Ferner wußte Riza, daß sobald sie das Institut verließ, die Mutter sie verheirathen werde. Wie alle ihre klösterlich erzogenen Gefährtinnen dachte sie sich die Ehe als eine herrliche Mischung von gänzlicher Freiheit, zu thun und zu lassen was sie wollte, mit etwas ganz Unbekanntem, Geheimnißvollem, etwas Aengstigendem und Reizendem, dem sie mit erwartungsvoller Neugier entgegensah. Wenn ihr diese letztere Vorstellung kam, war damit immer die Wiederkehr derselben Erinnerung verknüpft: sie sah Stefan vor sich stehen und ihr zuschauen, wie sie sich den Rosenkranz auf den Kopf setzte. Die Scene und der Blick hatten damals gar keine Wirkung auf sie gehabt, und doch hatten sie sich ihrem Gedächtniß eingeprägt und kamen ihr immer in den Sinn, wenn sie an die geheimnißvolle Zukunft dachte. Doch geschah das nicht oft; denn sie tanzte wie ein Mücklein im Sonnenstrahl der fröhlichen Gegenwart.
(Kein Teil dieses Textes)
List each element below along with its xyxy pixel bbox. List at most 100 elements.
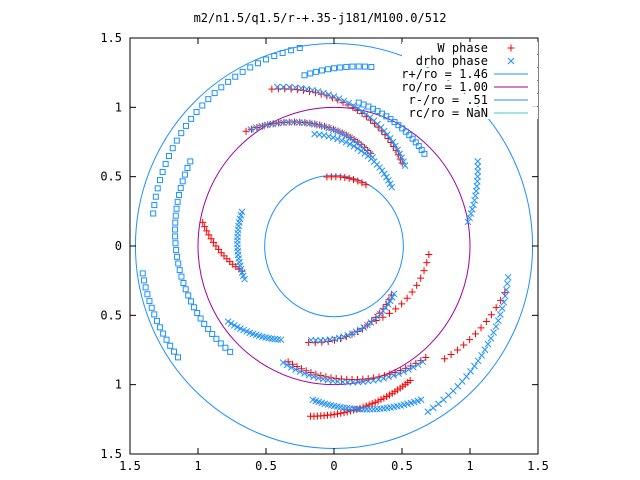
x-tick-label: 1 [466,459,473,473]
data-point [377,396,385,404]
data-point [390,372,397,379]
data-point [318,67,325,74]
data-point [239,68,246,75]
data-point [385,373,392,381]
data-point [178,273,185,280]
data-point [320,89,327,97]
data-point [388,183,396,191]
data-point [142,284,149,291]
data-point [494,317,502,324]
data-point [225,78,232,85]
data-point [354,105,362,112]
data-point [466,214,473,222]
data-point [360,324,368,331]
data-point [205,96,212,103]
data-point [255,60,262,67]
data-point [362,110,370,118]
data-point [467,368,474,375]
data-point [338,130,346,137]
data-point [197,315,204,322]
data-point [296,368,304,375]
data-point [386,134,394,142]
data-point [312,337,320,344]
data-point [320,123,328,131]
data-point [167,342,174,349]
data-point [241,275,248,283]
data-point [334,135,341,143]
data-point [172,226,179,233]
data-point [160,330,167,337]
data-point [471,196,478,204]
data-point [224,318,232,325]
data-point [183,122,190,129]
data-point [366,405,374,413]
data-point [357,147,365,155]
data-point [335,95,343,102]
data-point [350,142,358,150]
data-point [303,85,311,93]
data-point [274,119,282,127]
data-point [417,396,425,404]
data-point [227,320,235,327]
data-point [471,362,478,370]
data-point [291,84,299,91]
legend-entry-background [402,55,538,67]
data-point [263,121,271,129]
x-tick-label: 1 [194,459,201,473]
data-point [309,86,316,94]
data-point [333,410,341,418]
x-tick-label: 0 [330,459,337,473]
data-point [403,294,411,302]
data-point [179,178,186,185]
legend-entry-background [402,107,538,119]
data-point [422,354,430,362]
data-point [453,346,461,354]
data-point [414,361,422,368]
data-point [213,335,220,342]
data-point [305,371,313,379]
data-point [400,368,407,376]
data-point [279,83,287,91]
data-point [338,137,346,144]
data-point [279,49,286,56]
data-point [314,88,322,95]
data-point [385,309,393,317]
data-point [166,152,173,159]
data-point [482,317,490,325]
data-point [474,168,482,175]
data-point [297,84,305,92]
data-point [474,163,482,170]
data-point [295,119,303,126]
data-point [409,363,417,371]
data-point [342,132,350,139]
data-point [362,63,369,70]
reference-circle [264,174,404,318]
data-point [230,321,238,329]
data-point [325,91,333,98]
data-point [139,270,146,277]
data-point [464,218,472,226]
data-point [182,286,189,293]
data-point [360,101,367,108]
data-point [406,377,414,384]
legend-label: drho phase [416,54,488,68]
data-point [384,300,392,308]
data-point [355,99,362,106]
data-point [258,122,266,130]
data-point [471,330,479,338]
data-point [287,363,295,371]
data-point [218,84,225,91]
data-point [173,247,180,254]
data-point [487,334,495,342]
data-point [368,400,376,408]
data-point [334,128,341,135]
data-point [463,373,470,380]
data-point [175,354,182,361]
data-point [217,340,224,347]
data-point [154,185,161,192]
data-point [310,373,317,380]
data-point [492,304,500,312]
data-point [288,47,295,54]
data-point [407,362,415,370]
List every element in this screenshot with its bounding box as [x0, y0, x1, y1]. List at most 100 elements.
Aber heut schritt Riza, das Herz noch unter dem Eindruck der thränenreichen Abschiedsscene, ziemlich nachdenklich die staubigen Gassen, die sie zwei Jahre lang nicht betreten, an der Hand der Mutter herab. Und weil Terka auch ernsthaft und schweigsam war und ab und zu des Dirnleins Hand drückte, welches ungewohnte Thun ihm fast ängstlich bedeutungsschwer vorkam, war’s ihm, als schreite es jetzt geradeswegs in die unbekannte Zukunft hinein. Da trat vor die ahnungsvoll gespannte Seele wieder das Bild des schwarzäugigen, schlanken Buben, und das Dirnlein seufzte beklommen in halber Furcht und halber Sehnsucht.

Und gerade in diesem Augenblick fast feierlicher Spannung. zuckte die Hand der Mutter heftig in der ihren; Riza erhob den gesenkten Blick, sah erst erstaunt, dann erschrocken aus und – lachte dann in vollem, tollem Uehermuth ohne Aufhören.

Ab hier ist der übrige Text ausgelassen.